Intermodal Industry Update: Conquering the 2017 Capacity Crunch
October 10, 2017 Transplace

Intermodal Industry Update: Conquering the 2017 Capacity Crunch

By: Kelly St. Aubin, Vice President of Strategic Sales, Celtic Intermodal

For shippers and carriers alike, it’s certainly an interesting time in transportation. The intermodal market in particular has shifted on a dime in Q3 of 2017, while over-the-road (OTR) capacity has also changed significantly. For a few years, the market had been fairly saturated, but with recent hurricanes in the southern parts of the country, capacity has tightened significantly. Now is a great time for shippers to take note of this market shift and consider how intermodal transportation can help as capacity continues to tighten.

Over the past few weeks, many shippers have already been feeling the effects of the capacity crunch, often paying premiums for the capacity they need. Additionally, we are moving into peak season with the holidays coming up – and it is definitely time for shippers to prepare for what lies ahead in 2018.

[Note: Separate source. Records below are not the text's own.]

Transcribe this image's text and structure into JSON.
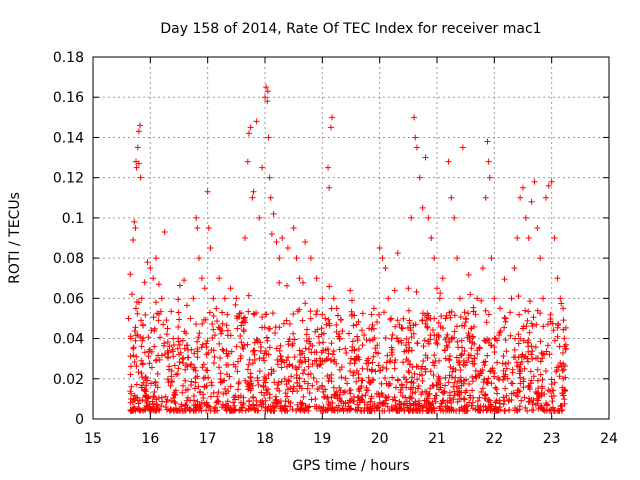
{
  "chart_data": {
    "type": "scatter",
    "title": "Day 158 of 2014, Rate Of TEC Index for receiver mac1",
    "xlabel": "GPS time / hours",
    "ylabel": "ROTI / TECUs",
    "xlim": [
      15,
      24
    ],
    "ylim": [
      0,
      0.18
    ],
    "x_ticks": [
      "15",
      "16",
      "17",
      "18",
      "19",
      "20",
      "21",
      "22",
      "23",
      "24"
    ],
    "y_ticks": [
      "0",
      "0.02",
      "0.04",
      "0.06",
      "0.08",
      "0.1",
      "0.12",
      "0.14",
      "0.16",
      "0.18"
    ],
    "grid": true,
    "marker": "+",
    "series_color": "#ff0000",
    "series": [
      {
        "name": "ROTI",
        "points": [
          [
            15.65,
            0.072
          ],
          [
            15.68,
            0.062
          ],
          [
            15.7,
            0.089
          ],
          [
            15.72,
            0.098
          ],
          [
            15.74,
            0.095
          ],
          [
            15.75,
            0.128
          ],
          [
            15.76,
            0.125
          ],
          [
            15.78,
            0.135
          ],
          [
            15.8,
            0.143
          ],
          [
            15.82,
            0.146
          ],
          [
            15.8,
            0.127
          ],
          [
            15.83,
            0.12
          ],
          [
            15.62,
            0.05
          ],
          [
            15.66,
            0.04
          ],
          [
            15.7,
            0.035
          ],
          [
            15.75,
            0.055
          ],
          [
            15.8,
            0.058
          ],
          [
            15.85,
            0.06
          ],
          [
            15.9,
            0.068
          ],
          [
            15.95,
            0.078
          ],
          [
            16.0,
            0.075
          ],
          [
            16.05,
            0.07
          ],
          [
            16.1,
            0.08
          ],
          [
            16.15,
            0.067
          ],
          [
            16.2,
            0.06
          ],
          [
            16.25,
            0.093
          ],
          [
            16.3,
            0.045
          ],
          [
            16.4,
            0.04
          ],
          [
            16.5,
            0.032
          ],
          [
            16.6,
            0.035
          ],
          [
            16.7,
            0.05
          ],
          [
            16.75,
            0.06
          ],
          [
            16.8,
            0.1
          ],
          [
            16.82,
            0.095
          ],
          [
            16.85,
            0.08
          ],
          [
            16.9,
            0.07
          ],
          [
            16.95,
            0.065
          ],
          [
            17.0,
            0.113
          ],
          [
            17.02,
            0.095
          ],
          [
            17.05,
            0.085
          ],
          [
            17.1,
            0.06
          ],
          [
            17.15,
            0.055
          ],
          [
            17.2,
            0.07
          ],
          [
            17.3,
            0.06
          ],
          [
            17.4,
            0.065
          ],
          [
            17.5,
            0.06
          ],
          [
            17.6,
            0.048
          ],
          [
            17.65,
            0.09
          ],
          [
            17.7,
            0.128
          ],
          [
            17.72,
            0.142
          ],
          [
            17.75,
            0.145
          ],
          [
            17.78,
            0.11
          ],
          [
            17.8,
            0.113
          ],
          [
            17.85,
            0.148
          ],
          [
            17.9,
            0.1
          ],
          [
            17.95,
            0.125
          ],
          [
            18.0,
            0.16
          ],
          [
            18.02,
            0.165
          ],
          [
            18.04,
            0.158
          ],
          [
            18.05,
            0.163
          ],
          [
            18.06,
            0.14
          ],
          [
            18.08,
            0.12
          ],
          [
            18.1,
            0.11
          ],
          [
            18.12,
            0.092
          ],
          [
            18.15,
            0.102
          ],
          [
            18.2,
            0.088
          ],
          [
            18.25,
            0.08
          ],
          [
            18.3,
            0.09
          ],
          [
            18.4,
            0.085
          ],
          [
            18.5,
            0.095
          ],
          [
            18.55,
            0.08
          ],
          [
            18.6,
            0.07
          ],
          [
            18.7,
            0.088
          ],
          [
            18.8,
            0.08
          ],
          [
            18.9,
            0.07
          ],
          [
            19.0,
            0.06
          ],
          [
            19.05,
            0.05
          ],
          [
            19.1,
            0.125
          ],
          [
            19.12,
            0.115
          ],
          [
            19.15,
            0.145
          ],
          [
            19.17,
            0.15
          ],
          [
            19.2,
            0.06
          ],
          [
            19.25,
            0.055
          ],
          [
            19.3,
            0.04
          ],
          [
            19.4,
            0.035
          ],
          [
            19.5,
            0.03
          ],
          [
            19.6,
            0.03
          ],
          [
            19.7,
            0.025
          ],
          [
            19.8,
            0.03
          ],
          [
            19.9,
            0.055
          ],
          [
            20.0,
            0.085
          ],
          [
            20.05,
            0.08
          ],
          [
            20.1,
            0.075
          ],
          [
            20.15,
            0.06
          ],
          [
            20.2,
            0.05
          ],
          [
            20.3,
            0.04
          ],
          [
            20.4,
            0.045
          ],
          [
            20.5,
            0.065
          ],
          [
            20.55,
            0.1
          ],
          [
            20.6,
            0.15
          ],
          [
            20.62,
            0.14
          ],
          [
            20.65,
            0.135
          ],
          [
            20.7,
            0.12
          ],
          [
            20.75,
            0.105
          ],
          [
            20.8,
            0.13
          ],
          [
            20.85,
            0.1
          ],
          [
            20.9,
            0.09
          ],
          [
            20.95,
            0.08
          ],
          [
            21.0,
            0.065
          ],
          [
            21.05,
            0.06
          ],
          [
            21.1,
            0.07
          ],
          [
            21.15,
            0.05
          ],
          [
            21.2,
            0.128
          ],
          [
            21.25,
            0.11
          ],
          [
            21.3,
            0.1
          ],
          [
            21.35,
            0.08
          ],
          [
            21.4,
            0.06
          ],
          [
            21.45,
            0.135
          ],
          [
            21.5,
            0.05
          ],
          [
            21.6,
            0.045
          ],
          [
            21.7,
            0.06
          ],
          [
            21.8,
            0.075
          ],
          [
            21.85,
            0.11
          ],
          [
            21.88,
            0.138
          ],
          [
            21.9,
            0.128
          ],
          [
            21.92,
            0.12
          ],
          [
            21.95,
            0.08
          ],
          [
            22.0,
            0.06
          ],
          [
            22.1,
            0.055
          ],
          [
            22.2,
            0.05
          ],
          [
            22.3,
            0.06
          ],
          [
            22.35,
            0.075
          ],
          [
            22.4,
            0.09
          ],
          [
            22.45,
            0.11
          ],
          [
            22.5,
            0.115
          ],
          [
            22.55,
            0.1
          ],
          [
            22.6,
            0.09
          ],
          [
            22.65,
            0.108
          ],
          [
            22.7,
            0.118
          ],
          [
            22.75,
            0.095
          ],
          [
            22.8,
            0.08
          ],
          [
            22.85,
            0.06
          ],
          [
            22.9,
            0.11
          ],
          [
            22.95,
            0.116
          ],
          [
            23.0,
            0.118
          ],
          [
            23.05,
            0.09
          ],
          [
            23.1,
            0.07
          ],
          [
            23.15,
            0.06
          ],
          [
            23.2,
            0.055
          ],
          [
            23.25,
            0.035
          ]
        ]
      }
    ]
  }
}
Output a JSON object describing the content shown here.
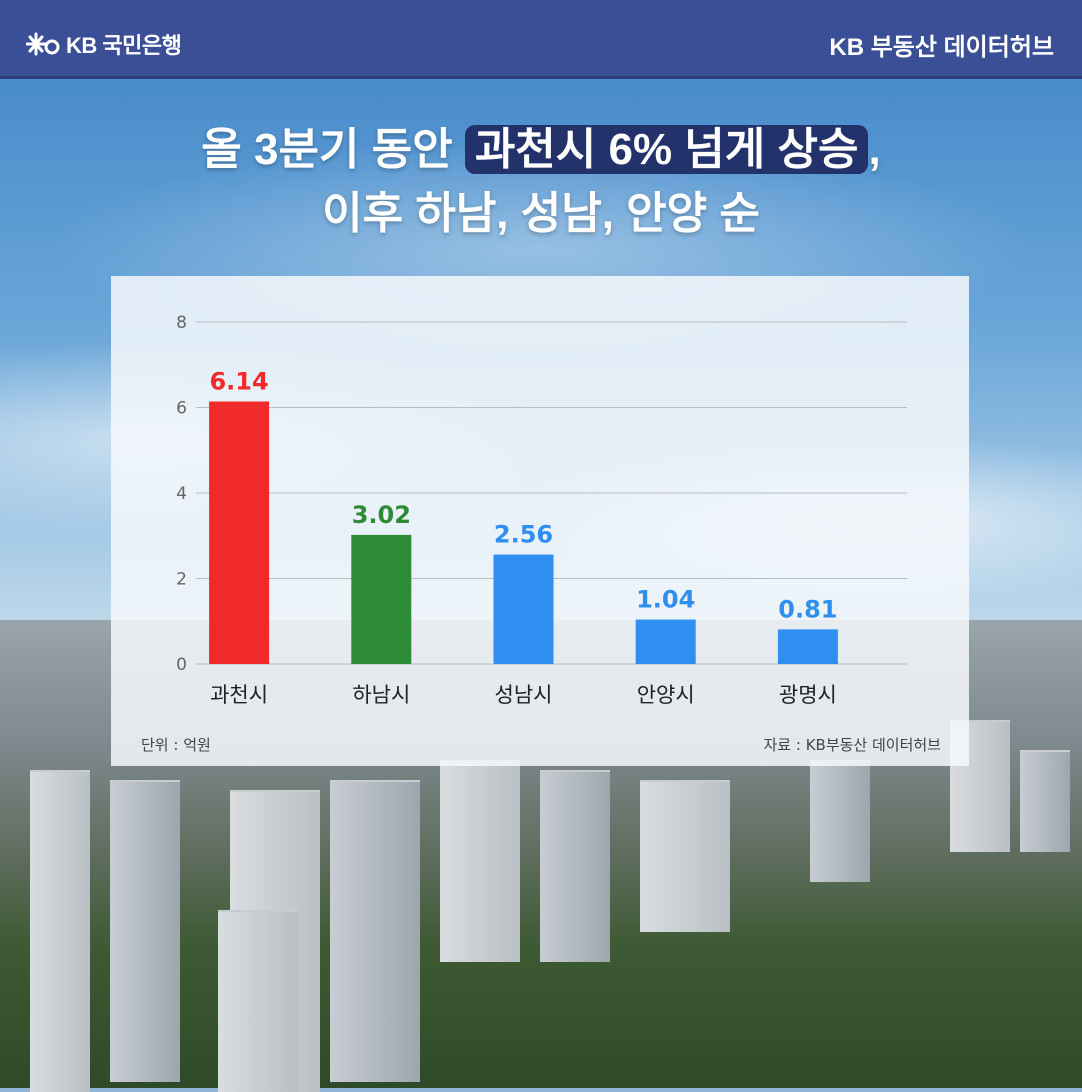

Current Capacity Conditions

So, what does capacity look like right now? Overall, capacity has tightened in 2017 across all equipment modes. This trend will remain consistent if economic growth continues to expand. Moving through Q3, van capacity has been significantly tighter than in 2016 and 2015, and is tighter than normal for this time of year.

And although the recent Hours-of-Service (HOS) rules regarding the 34-hour restart have been rescinded, the ELD mandate in late 2017 is still being fully implemented and will further reduce effective capacity. Larger carriers had been adding trucks reflecting bullish attitudes on pricing levels, but that has slowed, and regional seasonal capacity tightness has occurred and will continue throughout the end of the year.

Natural Disasters Tighten Capacity Even Further

With any natural disaster involving FEMA, capacity gets pulled from the market. And regardless of where the disaster occurs, this affects the entire nation – for example, although Chicago isn’t necessarily impacted by Hurricanes Harvey and Irma, capacity will be pulled from that market to go south to support the hurricane efforts.

Carrying on Through the Capacity Crunch

In light of the current capacity market, shippers should look at identifying how they can be diverse in mode. The market is becoming less and less a shipper’s market as carriers are exercising choice, and intermodal is becoming, in many cases, a more competitive financial option.

And in spite of the uncertainty regarding our nation’s infrastructure budget and potential improvements, each railroad has their own budget for maintaining railways. This helps with fluidity, and keeps trains moving even when there is congestion or construction on U.S. highways and interstates.

Additionally, in an event such as severe weather, diversifying carriers is key – not only with truckloads, but also with rail. A non-asset provider can absorb loads and divert traffic from one railroad to another to give customers an alternate choice when disruptive events occur. For shippers, it all comes down to diversification! It’s important to pick the location and mode of transport that makes the most sense – which saves time, resources and money for shippers in the long run.

What benefits has your organization seen from diversifying your carrier base?